Preliminary studies have shown, however, that the iodine content of iodized salt decreases continuously during the whole process from the salt plant to the consumer, depending on manufacturing methods, packaging materials, and storage time. The shortest half-life was found to be 12 weeks [12]. In general practice, the storage time is about one month in the plant and three months in the marketing system (provinces and counties). However, in some remote areas, the storage period could be as long as six months.

In order to examine the quality of the iodized salt supply, the Ministry of Health recently conducted a nationwide survey after one year of compulsory manufacture and use of iodized salt. The results showed that 80% of the salt used at the household level contained iodine, but only 51% of the samples met the requirement for iodine content (20 mg of iodine per kilogram of salt). At 20 of 22 national monitoring points for iodine-deficiency disorders where iodized salt has been used for a longer period, the salt samples did not meet the required iodine concentration [13]. A case study in Shandong province demonstrated that the iodine content of iodized salt decreased progressively from 75% in the fortification plant, to 49% in county warehouses, to 8% in the local market, and finally to 7.6% in the households [5]. This decrease indicates that in addition to iodine loss, other factors may account for the low levels of iodine found in the salt purchased by consumers, including low levels of iodine added during processing, the use of cheap, uniodized salt (especially in remote, poor areas), and the use of locally produced crude salt as a substrate.

Cooking loss is another major reason for the failure of control of iodine-deficiency disorders by iodized salt. Since recipes and cooking procedures vary in different parts of the country, and the number of dishes using salt is so large, it is difficult to know the overall iodine loss during cooking, and so far very little information is available. Preliminary unpublished data from the Institute of Nutrition and Food Hygiene of the Chinese Academy of Preventive Medicine show that the loss of iodine during conventional Chinese cooking ranges from 50% to 70%.

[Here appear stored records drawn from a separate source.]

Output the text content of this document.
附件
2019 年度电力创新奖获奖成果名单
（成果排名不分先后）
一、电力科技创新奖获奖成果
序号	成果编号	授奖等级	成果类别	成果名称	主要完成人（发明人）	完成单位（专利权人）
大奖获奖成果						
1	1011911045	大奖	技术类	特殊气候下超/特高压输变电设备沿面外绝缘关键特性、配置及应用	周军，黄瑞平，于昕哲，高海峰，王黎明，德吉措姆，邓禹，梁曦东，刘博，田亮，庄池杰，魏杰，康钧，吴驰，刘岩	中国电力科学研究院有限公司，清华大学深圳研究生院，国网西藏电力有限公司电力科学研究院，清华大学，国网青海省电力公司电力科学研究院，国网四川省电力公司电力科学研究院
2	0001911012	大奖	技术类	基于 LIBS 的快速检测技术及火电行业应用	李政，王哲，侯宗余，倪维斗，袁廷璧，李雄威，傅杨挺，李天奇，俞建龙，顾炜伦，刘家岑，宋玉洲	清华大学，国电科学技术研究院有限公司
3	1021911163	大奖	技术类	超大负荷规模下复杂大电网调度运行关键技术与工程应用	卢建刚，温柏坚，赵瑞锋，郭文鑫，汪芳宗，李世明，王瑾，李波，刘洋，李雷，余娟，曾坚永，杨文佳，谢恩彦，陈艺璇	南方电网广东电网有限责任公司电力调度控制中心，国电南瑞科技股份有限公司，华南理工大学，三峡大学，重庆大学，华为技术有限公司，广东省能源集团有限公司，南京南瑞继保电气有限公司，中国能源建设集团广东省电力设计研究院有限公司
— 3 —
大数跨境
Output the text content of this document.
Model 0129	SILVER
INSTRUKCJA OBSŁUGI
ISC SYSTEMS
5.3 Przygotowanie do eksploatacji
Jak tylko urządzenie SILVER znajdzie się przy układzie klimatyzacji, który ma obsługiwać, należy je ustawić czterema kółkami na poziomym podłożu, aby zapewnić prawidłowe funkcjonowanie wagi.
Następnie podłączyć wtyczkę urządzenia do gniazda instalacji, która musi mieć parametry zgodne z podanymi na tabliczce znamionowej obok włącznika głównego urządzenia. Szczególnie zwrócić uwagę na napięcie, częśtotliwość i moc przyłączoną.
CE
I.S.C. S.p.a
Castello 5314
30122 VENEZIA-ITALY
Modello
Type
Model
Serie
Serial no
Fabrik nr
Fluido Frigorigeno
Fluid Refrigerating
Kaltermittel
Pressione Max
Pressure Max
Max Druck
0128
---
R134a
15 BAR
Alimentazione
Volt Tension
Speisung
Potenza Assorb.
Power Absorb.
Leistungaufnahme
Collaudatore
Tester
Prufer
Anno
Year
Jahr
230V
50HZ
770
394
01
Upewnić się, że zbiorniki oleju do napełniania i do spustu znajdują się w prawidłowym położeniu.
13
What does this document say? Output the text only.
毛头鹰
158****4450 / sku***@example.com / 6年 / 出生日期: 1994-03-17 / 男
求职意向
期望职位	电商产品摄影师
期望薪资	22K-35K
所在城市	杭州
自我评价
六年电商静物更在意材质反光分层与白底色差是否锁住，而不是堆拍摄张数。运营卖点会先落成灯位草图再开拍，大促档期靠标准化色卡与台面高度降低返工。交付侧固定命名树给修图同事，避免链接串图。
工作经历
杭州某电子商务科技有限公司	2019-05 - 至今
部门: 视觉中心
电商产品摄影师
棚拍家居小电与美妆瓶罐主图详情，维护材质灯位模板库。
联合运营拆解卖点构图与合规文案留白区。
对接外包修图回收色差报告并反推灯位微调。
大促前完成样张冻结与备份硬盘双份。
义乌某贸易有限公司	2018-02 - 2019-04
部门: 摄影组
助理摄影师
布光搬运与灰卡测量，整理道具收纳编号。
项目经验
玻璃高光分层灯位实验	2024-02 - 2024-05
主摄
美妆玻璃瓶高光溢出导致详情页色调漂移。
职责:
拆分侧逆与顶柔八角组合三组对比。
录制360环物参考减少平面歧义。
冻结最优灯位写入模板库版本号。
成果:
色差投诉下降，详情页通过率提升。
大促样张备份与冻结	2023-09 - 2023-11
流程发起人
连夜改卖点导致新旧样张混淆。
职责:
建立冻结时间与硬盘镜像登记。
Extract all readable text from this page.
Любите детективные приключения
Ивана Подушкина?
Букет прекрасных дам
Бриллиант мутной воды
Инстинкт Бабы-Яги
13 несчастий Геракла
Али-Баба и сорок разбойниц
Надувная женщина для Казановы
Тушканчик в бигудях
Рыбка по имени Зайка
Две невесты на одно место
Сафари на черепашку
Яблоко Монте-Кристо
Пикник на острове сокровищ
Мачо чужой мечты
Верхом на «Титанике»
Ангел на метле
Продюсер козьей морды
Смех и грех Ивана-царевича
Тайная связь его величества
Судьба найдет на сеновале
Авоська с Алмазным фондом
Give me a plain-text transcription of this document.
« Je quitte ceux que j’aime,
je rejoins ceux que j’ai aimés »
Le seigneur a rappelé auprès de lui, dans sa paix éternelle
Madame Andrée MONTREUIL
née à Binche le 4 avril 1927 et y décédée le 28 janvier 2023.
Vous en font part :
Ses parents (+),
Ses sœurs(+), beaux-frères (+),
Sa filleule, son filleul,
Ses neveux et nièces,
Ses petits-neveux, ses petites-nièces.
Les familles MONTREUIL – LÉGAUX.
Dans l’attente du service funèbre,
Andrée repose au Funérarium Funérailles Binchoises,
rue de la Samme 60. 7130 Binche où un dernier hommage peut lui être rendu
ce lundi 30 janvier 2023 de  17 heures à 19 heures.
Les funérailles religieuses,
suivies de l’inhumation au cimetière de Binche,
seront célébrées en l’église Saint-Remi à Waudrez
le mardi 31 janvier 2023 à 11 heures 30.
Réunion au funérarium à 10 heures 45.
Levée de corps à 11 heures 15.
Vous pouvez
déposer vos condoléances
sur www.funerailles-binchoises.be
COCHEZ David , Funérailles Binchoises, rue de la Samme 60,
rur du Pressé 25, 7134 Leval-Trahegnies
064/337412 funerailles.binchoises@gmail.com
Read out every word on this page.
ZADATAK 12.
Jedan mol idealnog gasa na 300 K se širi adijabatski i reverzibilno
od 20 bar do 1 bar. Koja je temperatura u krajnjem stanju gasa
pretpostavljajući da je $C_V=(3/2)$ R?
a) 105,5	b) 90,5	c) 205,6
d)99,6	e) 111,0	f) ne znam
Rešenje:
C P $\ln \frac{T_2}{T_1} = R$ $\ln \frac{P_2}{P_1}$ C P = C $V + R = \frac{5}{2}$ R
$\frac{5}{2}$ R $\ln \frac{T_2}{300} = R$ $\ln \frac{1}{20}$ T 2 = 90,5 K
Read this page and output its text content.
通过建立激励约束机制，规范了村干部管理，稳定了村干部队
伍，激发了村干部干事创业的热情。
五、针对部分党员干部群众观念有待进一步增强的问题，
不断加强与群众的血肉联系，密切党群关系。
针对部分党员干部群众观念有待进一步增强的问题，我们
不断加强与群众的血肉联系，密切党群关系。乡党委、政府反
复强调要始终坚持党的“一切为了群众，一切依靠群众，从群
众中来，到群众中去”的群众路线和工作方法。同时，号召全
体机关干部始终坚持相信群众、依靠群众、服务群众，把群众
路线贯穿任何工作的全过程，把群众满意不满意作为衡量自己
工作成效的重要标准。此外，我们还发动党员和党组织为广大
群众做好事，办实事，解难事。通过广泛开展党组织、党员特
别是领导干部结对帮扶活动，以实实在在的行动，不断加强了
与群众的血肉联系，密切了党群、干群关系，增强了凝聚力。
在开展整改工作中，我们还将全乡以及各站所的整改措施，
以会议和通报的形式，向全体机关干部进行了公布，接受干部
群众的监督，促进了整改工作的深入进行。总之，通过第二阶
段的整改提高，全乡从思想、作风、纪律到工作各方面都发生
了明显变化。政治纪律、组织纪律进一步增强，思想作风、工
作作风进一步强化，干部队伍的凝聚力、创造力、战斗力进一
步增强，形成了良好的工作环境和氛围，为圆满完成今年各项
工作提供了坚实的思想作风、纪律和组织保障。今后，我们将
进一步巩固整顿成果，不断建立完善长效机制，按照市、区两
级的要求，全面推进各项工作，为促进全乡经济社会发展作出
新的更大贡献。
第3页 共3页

At present the Chinese recommended daily intake of iodine is 150 to 200 mg per person per day, and the criteria for elimination of iodine-deficiency disorders in children aged 7 to 14 years are a prevalence of endemic goitre of less than 5% and urinary iodine content above 100 mg/L. According to the nationwide nutrition survey conducted in 1992, the mean daily intake of salt was 13.8 g per person, indicating that the daily intake of iodine should have been 276 mg per person based on the government fortification standard of 20 mg/kg. Taking all these factors into account, the dietary intake situation is far from satisfactory.


Major problems in iodine fortification

The Chinese government is determined to reach the goal of elimination of iodine-deficiency disorders by the year 2000 by using iodized salt as the major control measure in the general population. The national iodized salt programme has been implemented since early 1955, but there are major problems in enforcing it. These problems include the use of uniodized salt in remote rural areas combined with the lack of adequate processing technology in these areas, which results in iodized salt of poor quality that does not meet the national standard; an unsatisfactory system for monitoring the quality of iodized salt, which provides no guarantee that the salt used by consumers will meet the national standard; the lack of knowledge of the public health significance of iodine-deficiency disorders and the importance of iodized salt for its control among the marketing staffs of companies that process and sell salt; the loss of iodine during storage and cooking; and the absence of nationwide systematic studies on the effectiveness of iodized salt in controlling iodine-deficiency disorders (although its effectiveness in individual areas has been established). The appropriate concentration of iodine in salt for the Chinese population has not been established, given the characteristics of salt manufacturing, transportation, storage, and cooking. There is much to do to achieve the government’s goal of eliminating iodine-deficiency disorders in China by the year 2000.